Popping sounds around the outside walls can sometimes be a side effect of modern truss construction. The pre-load on a truss can set up a situation for transferring loads with such things as temperature changes and humidity. If the popping seems to be coming from the outside, that's where I'd start looking for the cause. If the popping seems to be coming from the floor, especially from the outside walls, You might check the piers and their relationship to the girder beams. Steel shims sometimes work their way out, and sometimes, get crushed into the bottom of the girder. The result is settling of the walls inside, doors that won't shut, floors out of level and strange behavior where the joists meet the outer band joist. 

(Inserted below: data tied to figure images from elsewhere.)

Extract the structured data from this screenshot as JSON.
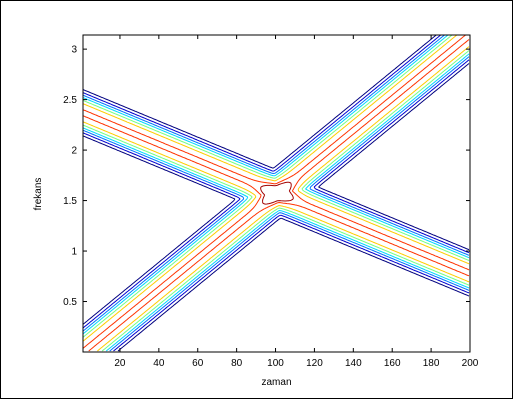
{
  "chart_data": {
    "type": "contour",
    "title": "",
    "xlabel": "zaman",
    "ylabel": "frekans",
    "xlim": [
      1,
      200
    ],
    "ylim": [
      0,
      3.14
    ],
    "xticks": [
      20,
      40,
      60,
      80,
      100,
      120,
      140,
      160,
      180,
      200
    ],
    "yticks": [
      0.5,
      1,
      1.5,
      2,
      2.5,
      3
    ],
    "xtick_labels": [
      "20",
      "40",
      "60",
      "80",
      "100",
      "120",
      "140",
      "160",
      "180",
      "200"
    ],
    "ytick_labels": [
      "0.5",
      "1",
      "1.5",
      "2",
      "2.5",
      "3"
    ],
    "grid": false,
    "series": [
      {
        "kind": "chirp-ridge",
        "x": [
          1,
          200
        ],
        "y": [
          0,
          3.14
        ]
      },
      {
        "kind": "chirp-ridge",
        "x": [
          1,
          200
        ],
        "y": [
          2.37,
          0.78
        ]
      }
    ],
    "center_peak": {
      "x": 100,
      "y": 1.57
    },
    "colors": [
      "#00007f",
      "#0000d0",
      "#0074ff",
      "#00d8ff",
      "#74ff84",
      "#ffcc00",
      "#ff3300",
      "#a00000"
    ]
  }
}
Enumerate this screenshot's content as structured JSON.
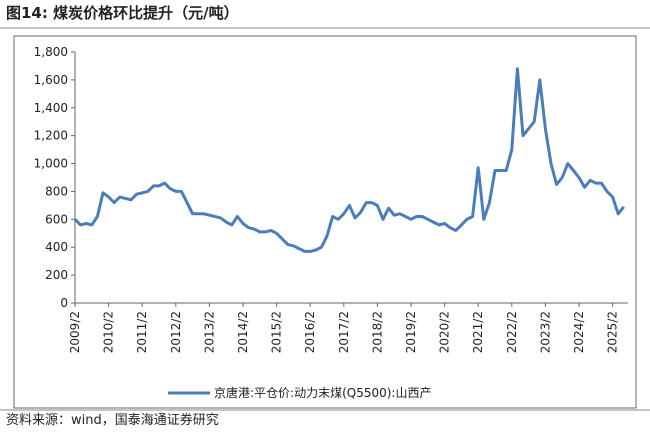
{
  "chart_data": {
    "type": "line",
    "title": "图14:  煤炭价格环比提升（元/吨）",
    "source": "资料来源：wind，国泰海通证券研究",
    "x": [
      "2009/2",
      "2009/4",
      "2009/6",
      "2009/8",
      "2009/10",
      "2009/12",
      "2010/2",
      "2010/4",
      "2010/6",
      "2010/8",
      "2010/10",
      "2010/12",
      "2011/2",
      "2011/4",
      "2011/6",
      "2011/8",
      "2011/10",
      "2011/12",
      "2012/2",
      "2012/4",
      "2012/6",
      "2012/8",
      "2012/10",
      "2012/12",
      "2013/2",
      "2013/4",
      "2013/6",
      "2013/8",
      "2013/10",
      "2013/12",
      "2014/2",
      "2014/4",
      "2014/6",
      "2014/8",
      "2014/10",
      "2014/12",
      "2015/2",
      "2015/4",
      "2015/6",
      "2015/8",
      "2015/10",
      "2015/12",
      "2016/2",
      "2016/4",
      "2016/6",
      "2016/8",
      "2016/10",
      "2016/12",
      "2017/2",
      "2017/4",
      "2017/6",
      "2017/8",
      "2017/10",
      "2017/12",
      "2018/2",
      "2018/4",
      "2018/6",
      "2018/8",
      "2018/10",
      "2018/12",
      "2019/2",
      "2019/4",
      "2019/6",
      "2019/8",
      "2019/10",
      "2019/12",
      "2020/2",
      "2020/4",
      "2020/6",
      "2020/8",
      "2020/10",
      "2020/12",
      "2021/2",
      "2021/4",
      "2021/6",
      "2021/8",
      "2021/10",
      "2021/12",
      "2022/2",
      "2022/4",
      "2022/6",
      "2022/8",
      "2022/10",
      "2022/12",
      "2023/2",
      "2023/4",
      "2023/6",
      "2023/8",
      "2023/10",
      "2023/12",
      "2024/2",
      "2024/4",
      "2024/6",
      "2024/8",
      "2024/10",
      "2024/12",
      "2025/2",
      "2025/4",
      "2025/6"
    ],
    "series": [
      {
        "name": "京唐港:平仓价:动力末煤(Q5500):山西产",
        "color": "#4a7ebb",
        "values": [
          600,
          560,
          570,
          560,
          620,
          790,
          760,
          720,
          760,
          750,
          740,
          780,
          790,
          800,
          840,
          840,
          860,
          820,
          800,
          800,
          720,
          640,
          640,
          640,
          630,
          620,
          610,
          580,
          560,
          620,
          570,
          540,
          530,
          510,
          510,
          520,
          500,
          460,
          420,
          410,
          390,
          370,
          370,
          380,
          400,
          480,
          620,
          600,
          640,
          700,
          610,
          650,
          720,
          720,
          700,
          600,
          680,
          630,
          640,
          620,
          600,
          620,
          620,
          600,
          580,
          560,
          570,
          540,
          520,
          560,
          600,
          620,
          970,
          600,
          720,
          950,
          950,
          950,
          1100,
          1680,
          1200,
          1250,
          1300,
          1600,
          1250,
          1000,
          850,
          900,
          1000,
          950,
          900,
          830,
          880,
          860,
          860,
          800,
          760,
          640,
          690
        ]
      }
    ],
    "ylim": [
      0,
      1800
    ],
    "yticks": [
      0,
      200,
      400,
      600,
      800,
      {
        "value": 1000,
        "label": "1,000"
      },
      {
        "value": 1200,
        "label": "1,200"
      },
      {
        "value": 1400,
        "label": "1,400"
      },
      {
        "value": 1600,
        "label": "1,600"
      },
      {
        "value": 1800,
        "label": "1,800"
      }
    ],
    "xticks": [
      "2009/2",
      "2010/2",
      "2011/2",
      "2012/2",
      "2013/2",
      "2014/2",
      "2015/2",
      "2016/2",
      "2017/2",
      "2018/2",
      "2019/2",
      "2020/2",
      "2021/2",
      "2022/2",
      "2023/2",
      "2024/2",
      "2025/2"
    ]
  }
}
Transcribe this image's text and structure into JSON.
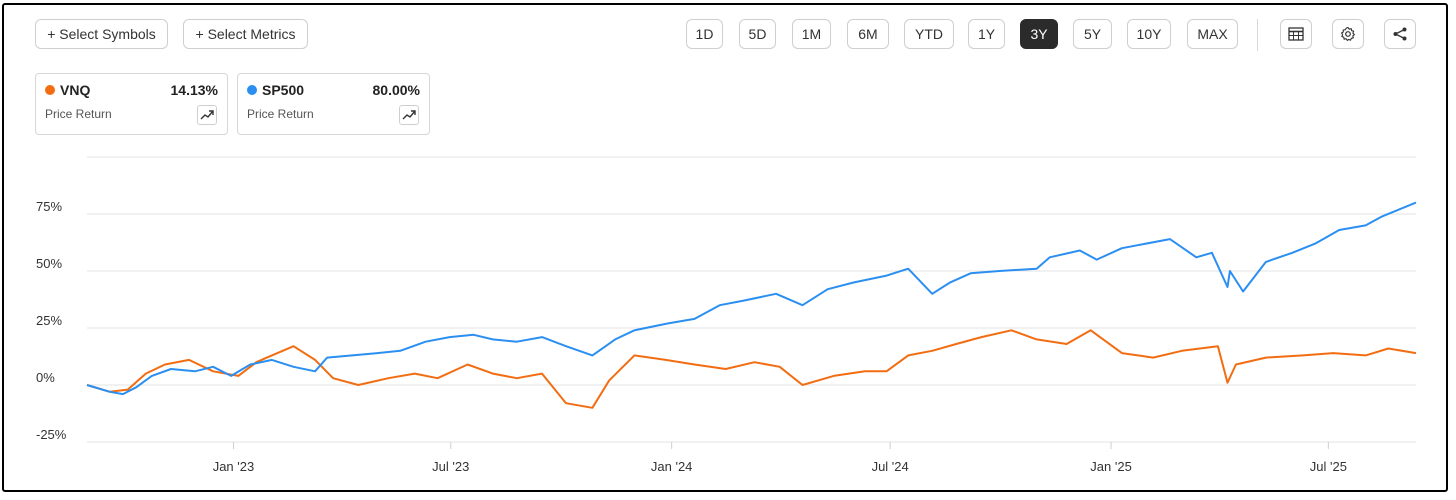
{
  "toolbar": {
    "select_symbols": "+ Select Symbols",
    "select_metrics": "+ Select Metrics",
    "ranges": [
      "1D",
      "5D",
      "1M",
      "6M",
      "YTD",
      "1Y",
      "3Y",
      "5Y",
      "10Y",
      "MAX"
    ],
    "active_range": "3Y",
    "icons": [
      "table-icon",
      "gear-icon",
      "share-icon"
    ]
  },
  "cards": [
    {
      "symbol": "VNQ",
      "value": "14.13%",
      "metric": "Price Return",
      "color": "#f26d12"
    },
    {
      "symbol": "SP500",
      "value": "80.00%",
      "metric": "Price Return",
      "color": "#2b8ff2"
    }
  ],
  "chart_data": {
    "type": "line",
    "x_tick_labels": [
      "Jan '23",
      "Jul '23",
      "Jan '24",
      "Jul '24",
      "Jan '25",
      "Jul '25"
    ],
    "x_tick_dates": [
      "2023-01-01",
      "2023-07-01",
      "2024-01-01",
      "2024-07-01",
      "2025-01-01",
      "2025-07-01"
    ],
    "x_range": [
      "2022-09-01",
      "2025-09-12"
    ],
    "y_ticks": [
      -25,
      0,
      25,
      50,
      75
    ],
    "y_tick_labels": [
      "-25%",
      "0%",
      "25%",
      "50%",
      "75%"
    ],
    "ylim": [
      -25,
      100
    ],
    "grid": true,
    "series": [
      {
        "name": "SP500",
        "color": "#2b8ff2",
        "x": [
          "2022-09-01",
          "2022-09-20",
          "2022-10-01",
          "2022-10-12",
          "2022-10-25",
          "2022-11-10",
          "2022-11-30",
          "2022-12-15",
          "2022-12-30",
          "2023-01-15",
          "2023-02-02",
          "2023-02-20",
          "2023-03-10",
          "2023-03-20",
          "2023-04-10",
          "2023-05-01",
          "2023-05-20",
          "2023-06-10",
          "2023-06-30",
          "2023-07-20",
          "2023-08-05",
          "2023-08-25",
          "2023-09-15",
          "2023-10-05",
          "2023-10-27",
          "2023-11-15",
          "2023-12-01",
          "2023-12-29",
          "2024-01-20",
          "2024-02-10",
          "2024-03-01",
          "2024-03-28",
          "2024-04-19",
          "2024-05-10",
          "2024-06-01",
          "2024-06-28",
          "2024-07-16",
          "2024-08-05",
          "2024-08-20",
          "2024-09-06",
          "2024-09-30",
          "2024-10-31",
          "2024-11-11",
          "2024-12-06",
          "2024-12-20",
          "2025-01-10",
          "2025-02-19",
          "2025-03-13",
          "2025-03-26",
          "2025-04-08",
          "2025-04-10",
          "2025-04-21",
          "2025-05-10",
          "2025-06-01",
          "2025-06-20",
          "2025-07-10",
          "2025-08-01",
          "2025-08-15",
          "2025-09-12"
        ],
        "values": [
          0,
          -3,
          -4,
          -1,
          4,
          7,
          6,
          8,
          4,
          9,
          11,
          8,
          6,
          12,
          13,
          14,
          15,
          19,
          21,
          22,
          20,
          19,
          21,
          17,
          13,
          20,
          24,
          27,
          29,
          35,
          37,
          40,
          35,
          42,
          45,
          48,
          51,
          40,
          45,
          49,
          50,
          51,
          56,
          59,
          55,
          60,
          64,
          56,
          58,
          43,
          50,
          41,
          54,
          58,
          62,
          68,
          70,
          74,
          80
        ]
      },
      {
        "name": "VNQ",
        "color": "#f26d12",
        "x": [
          "2022-09-01",
          "2022-09-20",
          "2022-10-05",
          "2022-10-20",
          "2022-11-05",
          "2022-11-25",
          "2022-12-15",
          "2023-01-05",
          "2023-01-20",
          "2023-02-02",
          "2023-02-20",
          "2023-03-10",
          "2023-03-25",
          "2023-04-15",
          "2023-05-10",
          "2023-06-01",
          "2023-06-20",
          "2023-07-15",
          "2023-08-05",
          "2023-08-25",
          "2023-09-15",
          "2023-10-05",
          "2023-10-27",
          "2023-11-10",
          "2023-12-01",
          "2023-12-27",
          "2024-01-20",
          "2024-02-15",
          "2024-03-10",
          "2024-03-31",
          "2024-04-19",
          "2024-05-15",
          "2024-06-10",
          "2024-06-28",
          "2024-07-16",
          "2024-08-05",
          "2024-08-25",
          "2024-09-15",
          "2024-10-10",
          "2024-10-31",
          "2024-11-25",
          "2024-12-15",
          "2025-01-10",
          "2025-02-05",
          "2025-03-01",
          "2025-03-31",
          "2025-04-08",
          "2025-04-15",
          "2025-05-10",
          "2025-06-10",
          "2025-07-05",
          "2025-08-01",
          "2025-08-20",
          "2025-09-12"
        ],
        "values": [
          0,
          -3,
          -2,
          5,
          9,
          11,
          6,
          4,
          10,
          13,
          17,
          11,
          3,
          0,
          3,
          5,
          3,
          9,
          5,
          3,
          5,
          -8,
          -10,
          2,
          13,
          11,
          9,
          7,
          10,
          8,
          0,
          4,
          6,
          6,
          13,
          15,
          18,
          21,
          24,
          20,
          18,
          24,
          14,
          12,
          15,
          17,
          1,
          9,
          12,
          13,
          14,
          13,
          16,
          14
        ]
      }
    ]
  }
}
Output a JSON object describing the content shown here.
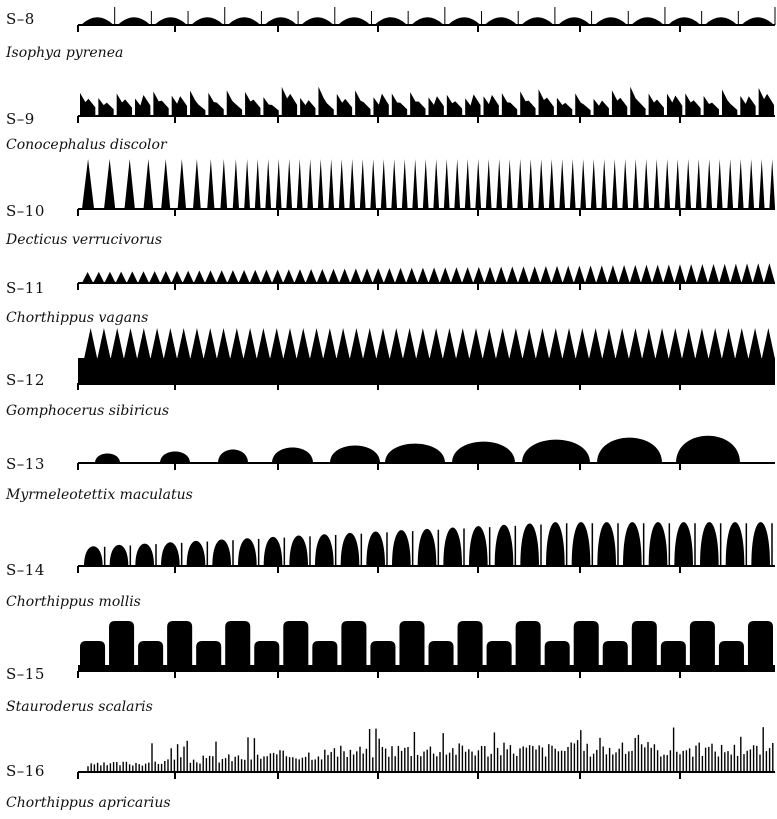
{
  "figure": {
    "rows": [
      {
        "code": "S–8",
        "species": "Isophya pyrenea",
        "pattern": "humps-flat-ticks"
      },
      {
        "code": "S–9",
        "species": "Conocephalus discolor",
        "pattern": "ragged-pulses"
      },
      {
        "code": "S–10",
        "species": "Decticus verrucivorus",
        "pattern": "accelerating-spikes"
      },
      {
        "code": "S–11",
        "species": "Chorthippus vagans",
        "pattern": "small-triangles"
      },
      {
        "code": "S–12",
        "species": "Gomphocerus sibiricus",
        "pattern": "thick-band-triangles"
      },
      {
        "code": "S–13",
        "species": "Myrmeleotettix maculatus",
        "pattern": "growing-domes"
      },
      {
        "code": "S–14",
        "species": "Chorthippus mollis",
        "pattern": "arches-with-ticks"
      },
      {
        "code": "S–15",
        "species": "Stauroderus scalaris",
        "pattern": "blocks-alternating"
      },
      {
        "code": "S–16",
        "species": "Chorthippus apricarius",
        "pattern": "dense-spikes"
      }
    ]
  }
}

One more thing, Sorry, I get excited sometimes, Check your bath exhaust fans. They move so much moisture into the attic when they're not vented properly. 

Tom in KY, former superintendent for a company riddled with warranty issues.


----------



## inspectorD (Feb 20, 2006)

This sounds like you have a metal roof. The like to expand and contract in the evening mostly. I have seen them actually pop the nails out in some areas when the attic temperatures get really hot and the roof is a dark color, like most painted types.

The floor is due to being to dry in the winter when the heat removes any moisture from the wood. You could put some moisture in the air .. but dont overdo it or you end up with bigger problems, Health wise!!
You dont say your region/location or house siding/roofing type, so feedback is limited.

You don't happen to live on a firing range?????  

InspectorD


----------